A group of students at Mumbai's Tata Institute of Social Sciences (TISS) gathered and watched a contentious BBC documentary about Prime Minister Narendra Modi on laptops and phones despite a warning against the public screening of the film.
In addition to the main campus in Mumbai, the institute had issued advisories to students and the management of its other branches warning them against any such mass event. The "advisory" warned that failure to heed it would result in "strictly following the rules" punishment. The screening, it was claimed, was an effort to "trigger" students.

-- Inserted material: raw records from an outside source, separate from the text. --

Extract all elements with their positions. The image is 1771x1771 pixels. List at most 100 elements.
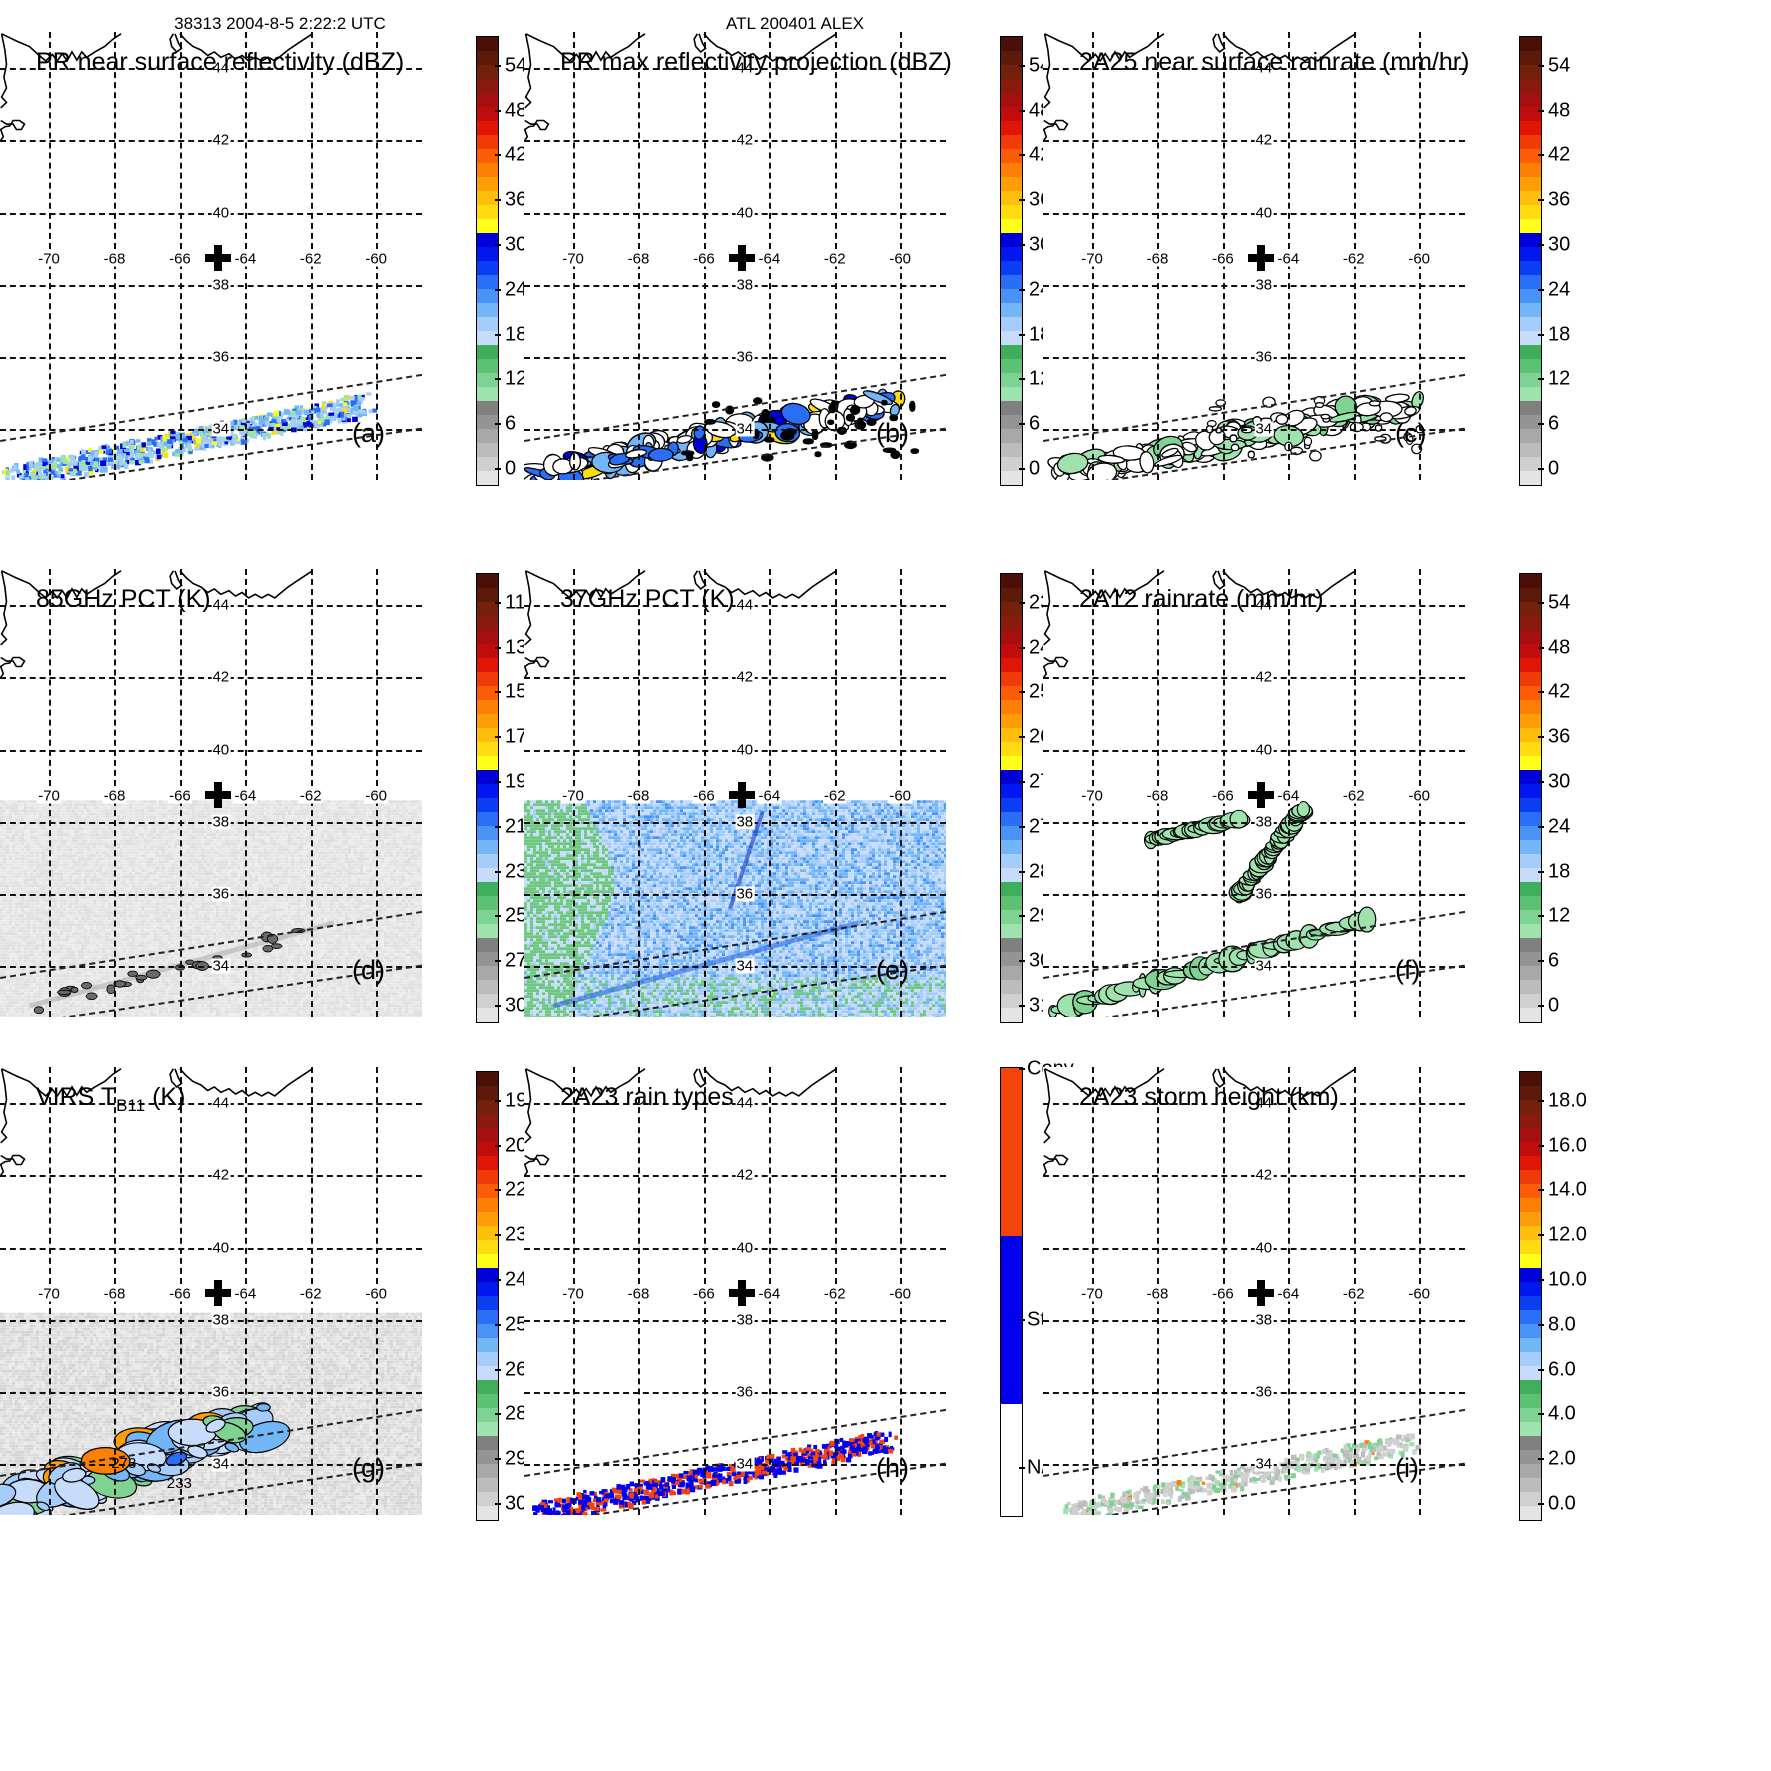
- colorbar-tickmark-270: [1019, 781, 1025, 784]
- lat-tick-label-44: 44: [1254, 596, 1274, 614]
- gridline-lat-38: [0, 284, 422, 287]
- lat-tick-label-40: 40: [735, 204, 755, 222]
- colorbar-tickmark-232: [495, 1234, 501, 1237]
- colorbar-segment-7: [1520, 1170, 1541, 1184]
- lon-tick-label--62: -62: [1341, 1285, 1366, 1303]
- colorbar-segment-22: [1520, 345, 1541, 359]
- colorbar-segment-8: [1520, 149, 1541, 163]
- colorbar-tickmark-18: [1538, 333, 1544, 336]
- colorbar-segment-26: [1001, 938, 1022, 952]
- colorbar-segment-1: [477, 51, 498, 65]
- colorbar-segment-21: [477, 331, 498, 345]
- map-area-f: -70 -68 -66 -64 -62 -60 34 36 38 40 42 44: [1043, 569, 1465, 1017]
- colorbar-segment-31: [1001, 1008, 1022, 1022]
- colorbar-segment-27: [1001, 415, 1022, 429]
- colorbar-segment-26: [1001, 401, 1022, 415]
- colorbar-tickmark-258: [495, 915, 501, 918]
- colorbar-segment-6: [477, 121, 498, 135]
- colorbar-segment-9: [1520, 700, 1541, 714]
- gridline-lat-44: [0, 605, 422, 608]
- gridline-lat-42: [1043, 1175, 1465, 1178]
- colorbar-segment-30: [1520, 994, 1541, 1008]
- colorbar-segment-24: [477, 1408, 498, 1422]
- colorbar-ticklabel-42: 42: [505, 143, 528, 166]
- colorbar-segment-28: [1520, 966, 1541, 980]
- colorbar-segment-4: [1520, 1128, 1541, 1142]
- colorbar-tickmark-14_0: [1538, 1189, 1544, 1192]
- colorbar-tickmark-280: [495, 1413, 501, 1416]
- gridline-lat-42: [524, 140, 946, 143]
- lat-tick-label-34: 34: [211, 1455, 231, 1473]
- colorbar-tickmark-6: [1538, 960, 1544, 963]
- colorbar-tickmark-54: [495, 64, 501, 67]
- colorbar-tickmark-12: [495, 378, 501, 381]
- lat-tick-label-44: 44: [1254, 59, 1274, 77]
- colorbar-segment-9: [1001, 163, 1022, 177]
- colorbar-ticklabel-54: 54: [505, 54, 528, 77]
- colorbar-segment-20: [477, 854, 498, 868]
- colorbar-h: [1000, 1067, 1023, 1517]
- panel-a: -70 -68 -66 -64 -62 -60 34 36 38 40 42 44 PR near su…: [0, 32, 572, 486]
- colorbar-segment-15: [1520, 1282, 1541, 1296]
- colorbar-segment-5: [477, 644, 498, 658]
- lat-tick-label-42: 42: [211, 131, 231, 149]
- gridline-lat-42: [524, 1175, 946, 1178]
- colorbar-ticklabel-4_0: 4.0: [1548, 1402, 1576, 1425]
- colorbar-tickmark-256: [495, 1323, 501, 1326]
- colorbar-segment-16: [1001, 261, 1022, 275]
- colorbar-segment-strat: [1001, 1236, 1022, 1404]
- storm-center-marker: [204, 1279, 231, 1306]
- lon-tick-label--66: -66: [168, 1285, 192, 1303]
- colorbar-segment-21: [1520, 331, 1541, 345]
- colorbar-segment-12: [477, 1240, 498, 1254]
- panel-title-e: 37GHz PCT (K): [560, 585, 735, 613]
- lat-tick-label-36: 36: [735, 348, 755, 366]
- colorbar-segment-0: [1520, 37, 1541, 51]
- colorbar-segment-14: [477, 1268, 498, 1282]
- gridline-lat-34: [0, 429, 422, 432]
- colorbar-tickmark-48: [1538, 646, 1544, 649]
- colorbar-tickmark-30: [495, 244, 501, 247]
- lon-tick-label--60: -60: [1407, 787, 1432, 805]
- colorbar-segment-13: [477, 219, 498, 233]
- lat-tick-label-34: 34: [211, 420, 231, 438]
- colorbar-segment-18: [477, 1324, 498, 1338]
- colorbar-tickmark-288: [1019, 870, 1025, 873]
- lon-tick-label--64: -64: [233, 787, 258, 805]
- colorbar-tickmark-0_0: [1538, 1503, 1544, 1506]
- colorbar-segment-23: [1520, 359, 1541, 373]
- lon-tick-label--70: -70: [1080, 787, 1104, 805]
- lat-tick-label-42: 42: [735, 131, 755, 149]
- lon-tick-label--62: -62: [822, 1285, 847, 1303]
- colorbar-segment-30: [1520, 457, 1541, 471]
- lat-tick-label-34: 34: [735, 420, 755, 438]
- colorbar-segment-28: [477, 966, 498, 980]
- colorbar-ticklabel-12: 12: [1548, 367, 1571, 390]
- colorbar-tickmark-42: [1538, 154, 1544, 157]
- colorbar-segment-16: [477, 261, 498, 275]
- panel-title-g: VIRS TB11 (K): [36, 1083, 185, 1116]
- lat-tick-label-44: 44: [735, 596, 755, 614]
- lon-tick-label--60: -60: [364, 250, 389, 268]
- colorbar-segment-1: [477, 1086, 498, 1100]
- colorbar-segment-30: [477, 1492, 498, 1506]
- colorbar-segment-6: [1520, 121, 1541, 135]
- lon-tick-label--68: -68: [1145, 787, 1170, 805]
- colorbar-segment-12: [1520, 205, 1541, 219]
- panel-i: -70 -68 -66 -64 -62 -60 34 36 38 40 42 44 2A23 storm…: [1043, 1067, 1615, 1521]
- lon-tick-label--62: -62: [822, 787, 847, 805]
- lon-tick-label--60: -60: [364, 1285, 389, 1303]
- colorbar-segment-31: [477, 1008, 498, 1022]
- colorbar-ticklabel-36: 36: [1548, 725, 1571, 748]
- lat-tick-label-40: 40: [211, 204, 231, 222]
- gridline-lat-40: [524, 1247, 946, 1250]
- colorbar-segment-19: [477, 1338, 498, 1352]
- lon-tick-label--66: -66: [1211, 250, 1235, 268]
- colorbar-segment-31: [1520, 1008, 1541, 1022]
- colorbar-segment-22: [477, 882, 498, 896]
- colorbar-segment-3: [1520, 1114, 1541, 1128]
- colorbar-segment-8: [1001, 686, 1022, 700]
- colorbar-tickmark-18: [495, 333, 501, 336]
- colorbar-segment-14: [1001, 770, 1022, 784]
- storm-center-marker: [728, 781, 755, 808]
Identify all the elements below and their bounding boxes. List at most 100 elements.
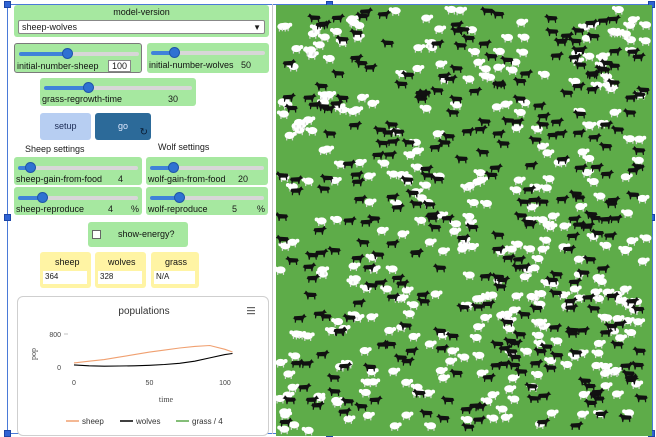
sheep-agent: [359, 347, 372, 356]
wolf-reproduce-slider[interactable]: wolf-reproduce 5 %: [146, 187, 268, 215]
monitor-label: wolves: [108, 257, 136, 267]
sheep-agent: [542, 149, 555, 158]
sheep-agent: [276, 110, 289, 120]
y-tick-label: 800: [49, 332, 61, 339]
initial-number-wolves-slider[interactable]: initial-number-wolves 50: [147, 43, 269, 73]
wolf-agent: [276, 211, 290, 221]
wolf-agent: [618, 413, 633, 423]
sheep-agent: [466, 198, 479, 208]
sheep-agent: [511, 292, 524, 301]
sheep-gain-from-food-slider[interactable]: sheep-gain-from-food 4: [14, 157, 142, 185]
menu-icon[interactable]: [247, 307, 255, 315]
initial-number-sheep-slider[interactable]: initial-number-sheep 100: [14, 43, 142, 73]
slider-thumb[interactable]: [173, 192, 185, 203]
wolf-agent: [539, 342, 554, 352]
show-energy-checkbox[interactable]: [92, 230, 101, 239]
sheep-agent: [466, 242, 479, 252]
wolf-agent: [370, 250, 386, 260]
wolf-gain-from-food-slider[interactable]: wolf-gain-from-food 20: [146, 157, 268, 185]
sheep-agent: [280, 22, 293, 32]
wolf-agent: [436, 413, 451, 423]
slider-value[interactable]: 30: [168, 94, 179, 104]
wolf-agent: [549, 350, 565, 360]
wolf-agent: [559, 88, 575, 98]
sheep-agent: [368, 378, 381, 387]
slider-thumb[interactable]: [62, 48, 73, 59]
wolf-agent: [319, 173, 335, 183]
sheep-reproduce-slider[interactable]: sheep-reproduce 4 %: [14, 187, 142, 215]
sheep-agent: [312, 41, 325, 50]
wolf-agent: [513, 211, 529, 221]
slider-thumb[interactable]: [37, 192, 48, 203]
sheep-agent: [478, 65, 491, 74]
wolf-agent: [599, 169, 615, 179]
wolf-agent: [598, 214, 614, 224]
wolf-agent: [626, 165, 641, 175]
sheep-agent: [560, 360, 573, 370]
wolf-agent: [549, 51, 565, 61]
wolf-agent: [510, 117, 525, 127]
wolf-agent: [512, 94, 527, 104]
wolf-agent: [465, 222, 480, 232]
slider-thumb[interactable]: [25, 162, 36, 173]
wolf-agent: [630, 360, 646, 370]
sheep-agent: [276, 358, 288, 368]
chart-ylabel: pop: [29, 348, 38, 360]
show-energy-switch[interactable]: show-energy?: [88, 222, 188, 247]
populations-plot[interactable]: populations pop time 0 50 100 0 800 sheep wol…: [17, 296, 269, 436]
sheep-agent: [388, 367, 401, 377]
sheep-agent: [301, 426, 314, 436]
panel-divider: [272, 4, 273, 434]
wolf-agent: [419, 408, 434, 418]
wolf-agent: [326, 373, 342, 383]
sheep-agent: [600, 314, 613, 323]
wolf-agent: [362, 362, 378, 372]
sheep-agent: [280, 411, 293, 420]
wolf-agent: [492, 282, 508, 292]
slider-value[interactable]: 5: [232, 204, 238, 214]
model-version-select[interactable]: sheep-wolves ▼: [18, 20, 265, 34]
wolf-agent: [350, 177, 366, 187]
wolf-agent: [315, 349, 330, 359]
slider-value[interactable]: 4: [108, 204, 114, 214]
wolf-agent: [289, 186, 304, 196]
wolf-agent: [460, 126, 476, 136]
slider-thumb[interactable]: [168, 47, 180, 58]
wolf-agent: [337, 407, 352, 417]
wolf-agent: [327, 245, 342, 255]
slider-value[interactable]: 100: [108, 60, 132, 72]
wolf-agent: [307, 100, 322, 110]
slider-value[interactable]: 4: [118, 174, 124, 184]
sheep-agent: [535, 318, 548, 328]
sheep-agent: [504, 245, 517, 255]
wolf-agent: [511, 255, 527, 265]
wolf-agent: [404, 346, 419, 356]
populations-chart: populations pop time 0 50 100 0 800 sheep wol…: [29, 306, 255, 426]
model-version-chooser[interactable]: model-version sheep-wolves ▼: [14, 5, 269, 37]
grass-regrowth-time-slider[interactable]: grass-regrowth-time 30: [40, 78, 196, 106]
x-tick-label: 0: [72, 380, 76, 387]
wolf-agent: [630, 304, 646, 314]
wolf-agent: [450, 26, 465, 36]
sheep-agent: [620, 246, 633, 256]
go-button[interactable]: go ↻: [95, 113, 151, 140]
wolf-agent: [335, 93, 350, 103]
sheep-agent: [621, 209, 634, 218]
world-view[interactable]: [276, 5, 652, 436]
wolf-agent: [375, 340, 391, 350]
slider-value[interactable]: 20: [238, 174, 249, 184]
x-tick-label: 100: [219, 380, 231, 387]
sheep-agent: [469, 333, 482, 343]
slider-value[interactable]: 50: [241, 60, 252, 70]
wolf-agent: [516, 197, 531, 207]
sheep-agent: [473, 58, 486, 68]
wolf-agent: [610, 125, 626, 135]
resize-handle-bl[interactable]: [4, 430, 11, 437]
resize-handle-tl[interactable]: [4, 1, 11, 8]
setup-button[interactable]: setup: [40, 113, 91, 140]
slider-thumb[interactable]: [83, 82, 95, 93]
resize-handle-ml[interactable]: [4, 214, 11, 221]
sheep-agent: [377, 159, 390, 169]
slider-thumb[interactable]: [167, 162, 179, 173]
wolf-agent: [555, 154, 571, 164]
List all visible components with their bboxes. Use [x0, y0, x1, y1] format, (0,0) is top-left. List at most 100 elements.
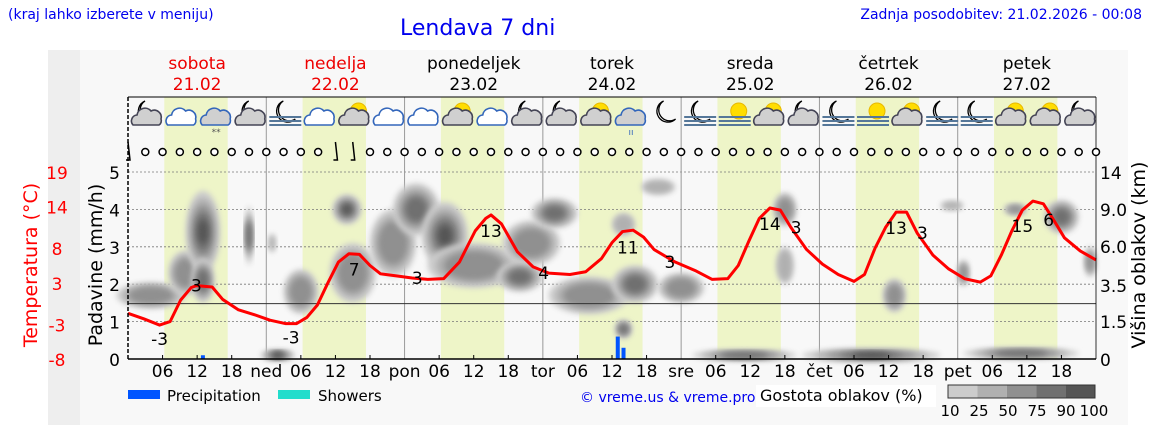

The ABVP and BJYM, student and youth organizations linked to the BJP and RSS, held demonstrations outside the campus against the screening plan, but some of them dispersed after police said mass showings wouldn't be permitted.
Ashish Shelar, the head of the governing BJP's Mumbai unit, had also tweeted: "The police should immediately ban it or we will take the stand we want to take!"
The government has called the two-part BBC documentary "India: The Modi Question" a "propaganda piece" meant to advance a discredited thesis. It covers the 2002 Gujarat riots as well as PM Modi and the BJP's allegedly communal politics. The government of India used its emergency powers to order its removal from social media sites like Twitter and YouTube.
TISS Student Union leader Pratik Permey said the association has no plans for a screening, but the Progressive Students Forum (PSF) is organizing it.
These screenings have taken place all over the nation as a form of protest against censorship and "hiding facts," including at Delhi University, Jamia Millia Islamia, and Jawaharlal Nehru University in the nation's capital.